The Jewish leaders now faced another problem. They were not content that Jesus should be put to death; they also wanted to discredit him before his own people. To do this, the leaders arranged to have Jesus charged with two crimes. The first was blasphemy, a capital offense under Jewish law. He was unanimously convicted of this charge solely on the evidence that he had said that he was the Son of God. (See Matthew 26:57–66.) Such a conviction would discredit Jesus before the Jews, but the rulers knew well that they could not carry out the death penalty; only the Roman governor could pronounce this. Therefore, they had to find political indictment against Jesus. The surest means of securing this was the charge of sedition against the state, for he had claimed to be a “king of the Jews.” Though Pilate’s examination found Jesus guiltless of the charge, the Jewish leaders had incited the crowd to “destroy Jesus.” (Matthew 27:20.) Fearing a demonstration, Pilate gave in to the clamor to crucify Jesus, and the death sentence was pronounced.
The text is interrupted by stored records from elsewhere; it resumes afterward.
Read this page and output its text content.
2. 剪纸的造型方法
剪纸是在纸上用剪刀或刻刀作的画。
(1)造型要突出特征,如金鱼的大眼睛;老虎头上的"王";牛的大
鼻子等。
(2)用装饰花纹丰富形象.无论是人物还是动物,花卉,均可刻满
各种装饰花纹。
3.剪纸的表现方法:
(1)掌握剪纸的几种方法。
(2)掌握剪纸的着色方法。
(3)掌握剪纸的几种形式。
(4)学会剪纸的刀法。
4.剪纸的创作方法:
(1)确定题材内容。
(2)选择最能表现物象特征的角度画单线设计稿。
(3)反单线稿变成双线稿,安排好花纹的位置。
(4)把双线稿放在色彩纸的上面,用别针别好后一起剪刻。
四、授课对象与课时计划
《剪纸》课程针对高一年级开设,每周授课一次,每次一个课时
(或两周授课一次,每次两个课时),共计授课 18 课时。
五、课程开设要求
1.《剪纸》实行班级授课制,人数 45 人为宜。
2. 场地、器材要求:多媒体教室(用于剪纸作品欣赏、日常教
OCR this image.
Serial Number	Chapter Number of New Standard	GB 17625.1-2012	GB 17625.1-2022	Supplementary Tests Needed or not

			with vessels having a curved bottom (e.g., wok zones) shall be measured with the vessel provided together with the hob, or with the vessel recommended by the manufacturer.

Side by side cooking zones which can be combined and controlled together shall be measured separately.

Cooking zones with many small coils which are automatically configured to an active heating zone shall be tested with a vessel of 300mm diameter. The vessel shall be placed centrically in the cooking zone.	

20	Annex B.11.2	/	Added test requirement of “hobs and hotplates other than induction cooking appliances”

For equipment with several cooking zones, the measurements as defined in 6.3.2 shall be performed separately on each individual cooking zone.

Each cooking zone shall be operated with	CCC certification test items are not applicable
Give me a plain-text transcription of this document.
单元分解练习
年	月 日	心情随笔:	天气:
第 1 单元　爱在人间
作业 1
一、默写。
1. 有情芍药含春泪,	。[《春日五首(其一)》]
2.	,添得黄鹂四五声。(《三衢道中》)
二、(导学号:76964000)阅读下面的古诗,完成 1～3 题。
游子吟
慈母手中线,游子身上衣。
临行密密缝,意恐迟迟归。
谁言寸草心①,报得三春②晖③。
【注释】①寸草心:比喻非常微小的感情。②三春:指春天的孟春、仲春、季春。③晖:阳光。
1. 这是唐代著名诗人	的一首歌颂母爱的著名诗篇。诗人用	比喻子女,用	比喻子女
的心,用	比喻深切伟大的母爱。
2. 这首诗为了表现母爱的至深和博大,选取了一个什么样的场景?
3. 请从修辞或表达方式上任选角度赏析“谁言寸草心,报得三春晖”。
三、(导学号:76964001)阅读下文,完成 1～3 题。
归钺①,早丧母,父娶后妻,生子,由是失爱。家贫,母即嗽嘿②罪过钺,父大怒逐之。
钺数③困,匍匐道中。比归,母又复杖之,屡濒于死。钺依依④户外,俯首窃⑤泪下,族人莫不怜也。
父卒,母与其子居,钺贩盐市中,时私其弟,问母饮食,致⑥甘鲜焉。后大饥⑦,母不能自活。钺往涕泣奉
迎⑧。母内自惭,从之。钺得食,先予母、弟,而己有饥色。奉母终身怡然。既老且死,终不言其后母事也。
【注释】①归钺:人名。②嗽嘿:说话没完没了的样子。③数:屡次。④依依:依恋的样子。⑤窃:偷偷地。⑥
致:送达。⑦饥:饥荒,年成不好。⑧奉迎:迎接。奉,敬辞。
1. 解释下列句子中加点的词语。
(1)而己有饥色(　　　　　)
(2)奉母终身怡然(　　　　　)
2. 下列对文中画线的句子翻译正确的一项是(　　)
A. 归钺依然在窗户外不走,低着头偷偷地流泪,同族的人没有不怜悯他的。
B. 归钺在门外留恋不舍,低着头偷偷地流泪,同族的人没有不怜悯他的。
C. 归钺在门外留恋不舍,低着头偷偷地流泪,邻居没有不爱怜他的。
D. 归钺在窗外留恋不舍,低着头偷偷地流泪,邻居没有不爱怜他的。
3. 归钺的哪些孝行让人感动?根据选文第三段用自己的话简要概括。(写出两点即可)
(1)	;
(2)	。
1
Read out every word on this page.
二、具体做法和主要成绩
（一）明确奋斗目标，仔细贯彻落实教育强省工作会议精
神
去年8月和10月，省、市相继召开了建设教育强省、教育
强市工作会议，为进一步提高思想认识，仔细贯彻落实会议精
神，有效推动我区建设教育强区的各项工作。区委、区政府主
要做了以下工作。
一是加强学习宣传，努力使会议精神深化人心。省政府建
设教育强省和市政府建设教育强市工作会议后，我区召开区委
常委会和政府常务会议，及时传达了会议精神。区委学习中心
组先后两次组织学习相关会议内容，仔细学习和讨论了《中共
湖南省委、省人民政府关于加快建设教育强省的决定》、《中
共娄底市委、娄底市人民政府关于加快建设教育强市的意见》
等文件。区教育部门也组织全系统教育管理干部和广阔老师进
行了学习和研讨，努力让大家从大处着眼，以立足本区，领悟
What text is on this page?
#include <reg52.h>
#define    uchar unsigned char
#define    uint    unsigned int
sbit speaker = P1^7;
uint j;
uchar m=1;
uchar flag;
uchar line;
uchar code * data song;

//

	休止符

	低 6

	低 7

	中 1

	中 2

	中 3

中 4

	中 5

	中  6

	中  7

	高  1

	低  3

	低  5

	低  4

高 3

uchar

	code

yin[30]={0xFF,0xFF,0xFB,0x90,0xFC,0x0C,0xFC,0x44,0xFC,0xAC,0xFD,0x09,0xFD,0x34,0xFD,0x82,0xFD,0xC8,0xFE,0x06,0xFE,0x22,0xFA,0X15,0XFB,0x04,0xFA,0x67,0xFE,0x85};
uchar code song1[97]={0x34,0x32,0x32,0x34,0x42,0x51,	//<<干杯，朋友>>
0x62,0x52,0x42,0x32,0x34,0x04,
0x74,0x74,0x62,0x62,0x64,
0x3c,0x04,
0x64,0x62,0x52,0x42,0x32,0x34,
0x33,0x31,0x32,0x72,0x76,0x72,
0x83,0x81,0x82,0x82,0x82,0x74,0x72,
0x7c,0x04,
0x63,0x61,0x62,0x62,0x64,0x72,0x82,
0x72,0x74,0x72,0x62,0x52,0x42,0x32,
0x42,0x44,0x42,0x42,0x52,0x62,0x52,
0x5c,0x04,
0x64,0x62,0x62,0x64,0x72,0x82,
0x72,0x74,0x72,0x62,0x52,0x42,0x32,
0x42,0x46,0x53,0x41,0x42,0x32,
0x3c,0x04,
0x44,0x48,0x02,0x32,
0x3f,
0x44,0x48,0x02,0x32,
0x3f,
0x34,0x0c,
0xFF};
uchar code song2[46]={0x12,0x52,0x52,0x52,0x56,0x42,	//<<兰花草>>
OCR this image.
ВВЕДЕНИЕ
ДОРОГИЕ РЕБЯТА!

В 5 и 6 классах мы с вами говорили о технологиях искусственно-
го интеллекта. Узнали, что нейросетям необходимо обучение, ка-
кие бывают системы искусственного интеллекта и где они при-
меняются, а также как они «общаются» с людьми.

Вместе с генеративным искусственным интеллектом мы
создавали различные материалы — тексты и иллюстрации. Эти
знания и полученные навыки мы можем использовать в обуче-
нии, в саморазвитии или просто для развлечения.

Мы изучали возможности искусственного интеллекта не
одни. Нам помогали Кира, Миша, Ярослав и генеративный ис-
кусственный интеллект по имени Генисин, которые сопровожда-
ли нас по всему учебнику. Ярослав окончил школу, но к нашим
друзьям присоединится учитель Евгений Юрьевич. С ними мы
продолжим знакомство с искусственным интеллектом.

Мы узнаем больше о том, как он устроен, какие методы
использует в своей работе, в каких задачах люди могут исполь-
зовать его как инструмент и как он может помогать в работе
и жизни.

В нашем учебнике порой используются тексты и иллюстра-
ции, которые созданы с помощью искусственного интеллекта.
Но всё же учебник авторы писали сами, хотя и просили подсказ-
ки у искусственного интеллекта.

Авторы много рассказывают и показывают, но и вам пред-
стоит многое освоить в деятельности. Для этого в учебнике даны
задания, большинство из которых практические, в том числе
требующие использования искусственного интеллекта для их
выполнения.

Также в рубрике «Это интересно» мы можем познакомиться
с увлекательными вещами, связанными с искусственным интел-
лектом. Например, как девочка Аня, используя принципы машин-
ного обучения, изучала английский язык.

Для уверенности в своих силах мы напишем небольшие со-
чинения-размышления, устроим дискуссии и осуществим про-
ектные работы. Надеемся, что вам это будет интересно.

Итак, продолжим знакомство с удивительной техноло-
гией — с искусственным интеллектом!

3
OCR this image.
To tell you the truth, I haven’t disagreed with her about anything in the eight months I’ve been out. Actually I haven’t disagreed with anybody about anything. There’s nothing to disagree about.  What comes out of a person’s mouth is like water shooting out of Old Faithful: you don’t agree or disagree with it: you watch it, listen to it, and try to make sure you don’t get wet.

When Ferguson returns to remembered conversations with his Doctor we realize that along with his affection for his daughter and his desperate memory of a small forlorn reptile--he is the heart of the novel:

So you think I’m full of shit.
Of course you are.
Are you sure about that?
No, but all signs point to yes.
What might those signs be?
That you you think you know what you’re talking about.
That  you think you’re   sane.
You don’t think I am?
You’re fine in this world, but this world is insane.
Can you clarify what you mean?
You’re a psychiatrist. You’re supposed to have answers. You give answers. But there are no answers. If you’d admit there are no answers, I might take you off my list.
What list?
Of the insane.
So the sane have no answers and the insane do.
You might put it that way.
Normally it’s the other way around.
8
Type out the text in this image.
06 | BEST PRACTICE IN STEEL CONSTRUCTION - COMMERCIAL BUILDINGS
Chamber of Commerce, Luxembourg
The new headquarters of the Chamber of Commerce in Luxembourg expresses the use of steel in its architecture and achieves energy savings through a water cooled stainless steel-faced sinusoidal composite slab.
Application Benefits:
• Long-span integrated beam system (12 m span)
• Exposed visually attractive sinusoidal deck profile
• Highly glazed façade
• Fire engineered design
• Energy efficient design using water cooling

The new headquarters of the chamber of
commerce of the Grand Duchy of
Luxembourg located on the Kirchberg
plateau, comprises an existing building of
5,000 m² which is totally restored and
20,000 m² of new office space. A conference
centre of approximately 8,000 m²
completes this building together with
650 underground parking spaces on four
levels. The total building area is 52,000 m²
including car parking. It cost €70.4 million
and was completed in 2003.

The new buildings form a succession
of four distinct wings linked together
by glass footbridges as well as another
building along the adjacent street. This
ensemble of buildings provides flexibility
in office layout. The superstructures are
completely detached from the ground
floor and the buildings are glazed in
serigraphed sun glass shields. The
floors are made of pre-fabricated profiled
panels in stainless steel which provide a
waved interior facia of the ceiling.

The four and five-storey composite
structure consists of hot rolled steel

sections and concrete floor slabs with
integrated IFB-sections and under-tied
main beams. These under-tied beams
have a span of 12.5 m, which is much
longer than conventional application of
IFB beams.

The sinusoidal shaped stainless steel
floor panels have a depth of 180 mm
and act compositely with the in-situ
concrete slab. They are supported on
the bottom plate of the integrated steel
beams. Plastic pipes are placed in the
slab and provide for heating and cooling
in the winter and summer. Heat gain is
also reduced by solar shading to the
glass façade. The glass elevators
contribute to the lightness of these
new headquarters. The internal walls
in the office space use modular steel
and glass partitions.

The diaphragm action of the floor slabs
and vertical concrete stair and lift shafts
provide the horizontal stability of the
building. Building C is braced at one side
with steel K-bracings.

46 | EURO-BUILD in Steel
And so Jesus was executed by the brutal Roman practice of crucifixion. Later that afternoon he voluntarily gave up his spirit. The next day, which began at sundown, was the Passover, and the Jewish leaders abhorred the idea that a man should remain on a cross on the Sabbath, particularly the paschal Sabbath. Before nightfall, Jesus’ body was removed from the cross and buried in a sealed tomb by two revering disciples.
This was the Jewish Sabbath. Jesus’ body remained in the tomb, but in spirit he ministered in the realm of departed spirits. (See 1 Peter 3:18–20.)
Day of the Resurrection
Had the gospel ended with Jesus’ burial, there would be no gospel story, no “good news.” The great message of these testators is that Jesus was risen and was seen again by many witnesses. On the first day of the week, the most memorable Sunday in history, Jesus Christ emerged alive from the tomb, and appeared before Mary. The testimony of these witnesses constitutes the gospel story, the “good news.”
“These are written, that ye might believe that Jesus is the Christ, the son of God; and that believing ye might have life through his name.” (John 20:31.)